Replace dtls1_client_hello() with ssl3_client_hello() - both are basically

the same code, with two slight differences for DTLS handling. Also, make use of send_cookie to determine if the client random needs to be preserved, rather than testing if it is zeroed (hopefully your random number generator never returned all zeros, since the existing code would break).
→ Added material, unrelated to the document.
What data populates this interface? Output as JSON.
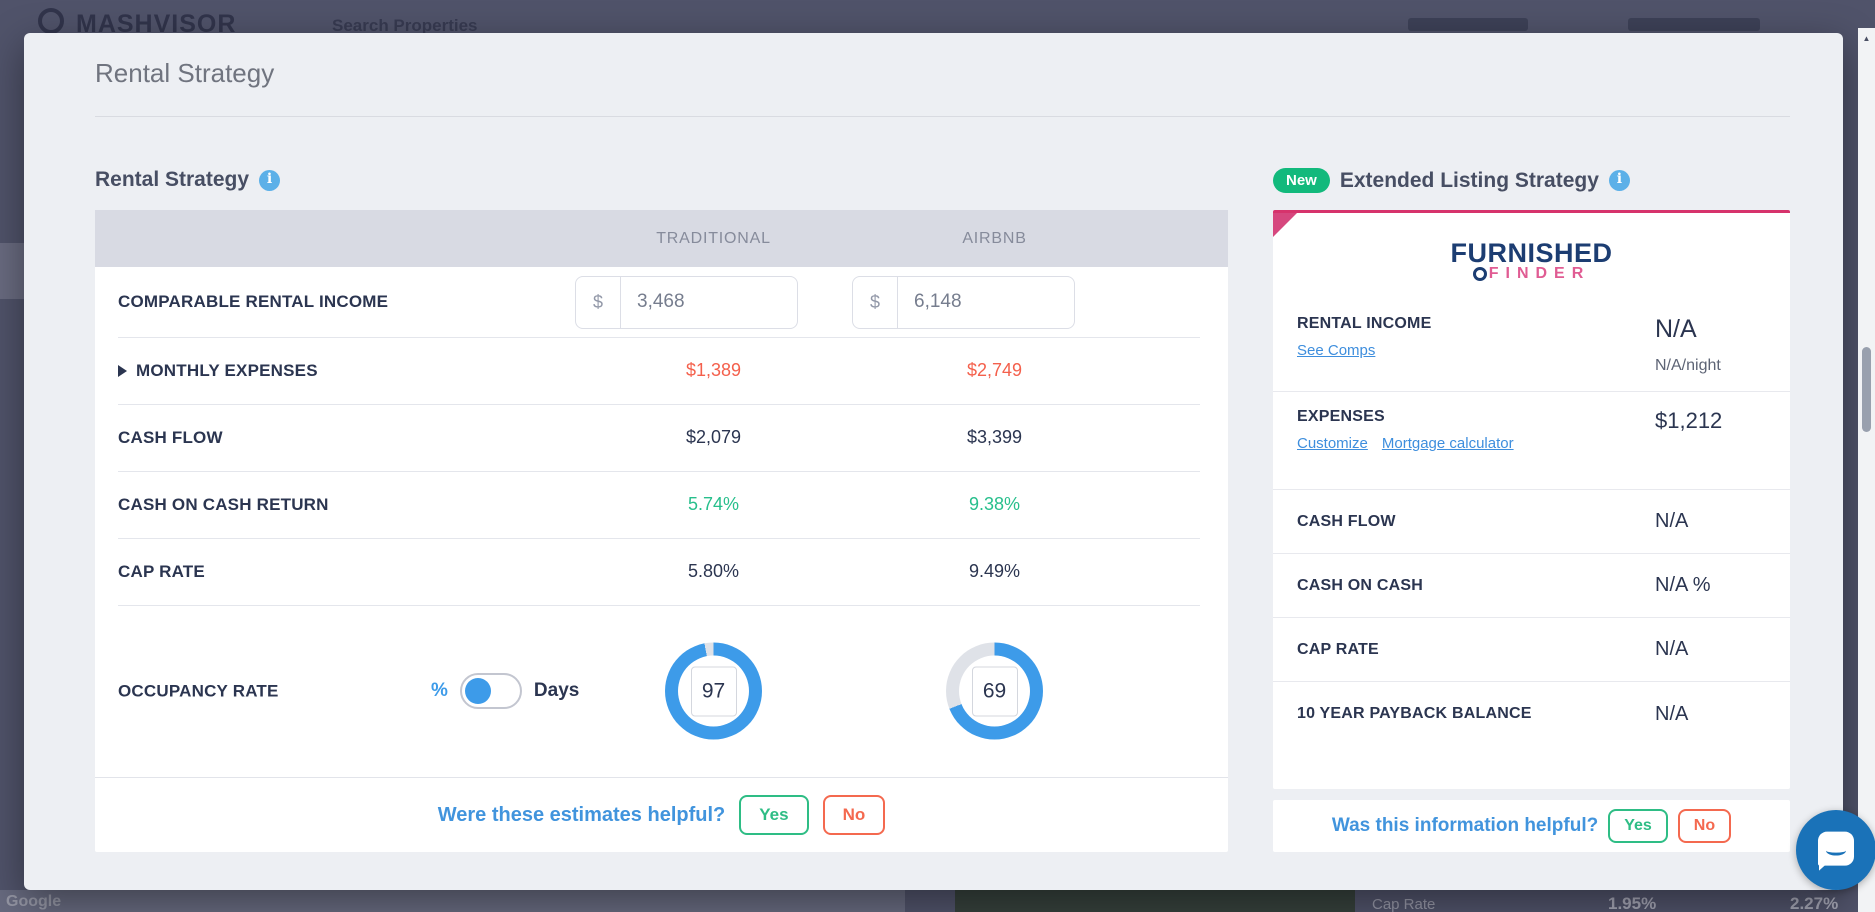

Inspired by BoringSSL. ok doug@
author: jsing <> 2015-09-02 17:59:15 +0000
committer: jsing <> 2015-09-02 17:59:15 +0000
commit: 6979bbfe4fd79a2951b19171936b69968db66c1e (patch)
tree: 5ed4d431f7e35e43a4977f14c4711fe9c9af39e0 /src/lib/libssl/d1_clnt.c
parent: 7a0325c92218252068766465cba0cc0eb35d0c93 (diff)
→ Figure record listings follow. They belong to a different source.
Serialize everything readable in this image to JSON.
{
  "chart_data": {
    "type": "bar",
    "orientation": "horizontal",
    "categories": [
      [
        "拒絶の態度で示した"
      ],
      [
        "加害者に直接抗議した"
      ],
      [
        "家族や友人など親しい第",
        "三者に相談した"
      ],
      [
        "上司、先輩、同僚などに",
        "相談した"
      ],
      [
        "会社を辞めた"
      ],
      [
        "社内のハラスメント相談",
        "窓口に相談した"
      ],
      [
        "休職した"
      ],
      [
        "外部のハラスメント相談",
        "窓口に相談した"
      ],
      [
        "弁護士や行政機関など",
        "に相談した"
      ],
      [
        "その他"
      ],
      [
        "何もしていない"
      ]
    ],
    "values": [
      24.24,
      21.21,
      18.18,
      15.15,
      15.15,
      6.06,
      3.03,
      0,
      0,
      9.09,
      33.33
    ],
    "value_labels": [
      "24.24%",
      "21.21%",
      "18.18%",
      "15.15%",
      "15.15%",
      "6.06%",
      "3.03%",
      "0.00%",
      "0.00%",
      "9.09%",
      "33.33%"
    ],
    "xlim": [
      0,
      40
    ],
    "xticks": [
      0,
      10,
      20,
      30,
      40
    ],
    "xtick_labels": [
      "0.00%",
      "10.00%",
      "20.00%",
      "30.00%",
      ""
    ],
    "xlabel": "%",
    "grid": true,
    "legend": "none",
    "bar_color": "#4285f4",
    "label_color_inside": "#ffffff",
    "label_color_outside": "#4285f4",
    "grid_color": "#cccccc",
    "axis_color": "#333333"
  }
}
download: openbsd-6979bbfe4fd79a2951b19171936b69968db66c1e.tar.gz
openbsd-6979bbfe4fd79a2951b19171936b69968db66c1e.tar.bz2
openbsd-6979bbfe4fd79a2951b19171936b69968db66c1e.zip
1 files changed, 6 insertions, 99 deletions
diff --git a/src/lib/libssl/d1_clnt.c b/src/lib/libssl/d1_clnt.c
index b087535ce1..23d6b372c9 100644
--- a/src/lib/libssl/d1_clnt.c
+++ b/src/lib/libssl/d1_clnt.c
@@ -1,4 +1,4 @@
-/* $OpenBSD: d1_clnt.c,v 1.47 2015/07/15 18:35:34 beck Exp $ */
+/* $OpenBSD: d1_clnt.c,v 1.48 2015/09/02 17:59:15 jsing Exp $ */
 /*
 * DTLS implementation written by Nagendra Modadugu
 * (nagendra@cs.stanford.edu) for the OpenSSL project 2005.
@@ -263,7 +263,7 @@ dtls1_connect(SSL *s)
                        }
                        dtls1_start_timer(s);
-                        ret = dtls1_client_hello(s);
+                        ret = ssl3_client_hello(s);
                        if (ret <= 0)
                                goto end;
@@ -275,9 +275,10 @@ dtls1_connect(SSL *s)
                        s->init_num = 0;
-                                /* turn on buffering for the next lot of output */
+                        /* turn on buffering for the next lot of output */
-                                if (s->bbio != s->wbio)
+                        if (s->bbio != s->wbio)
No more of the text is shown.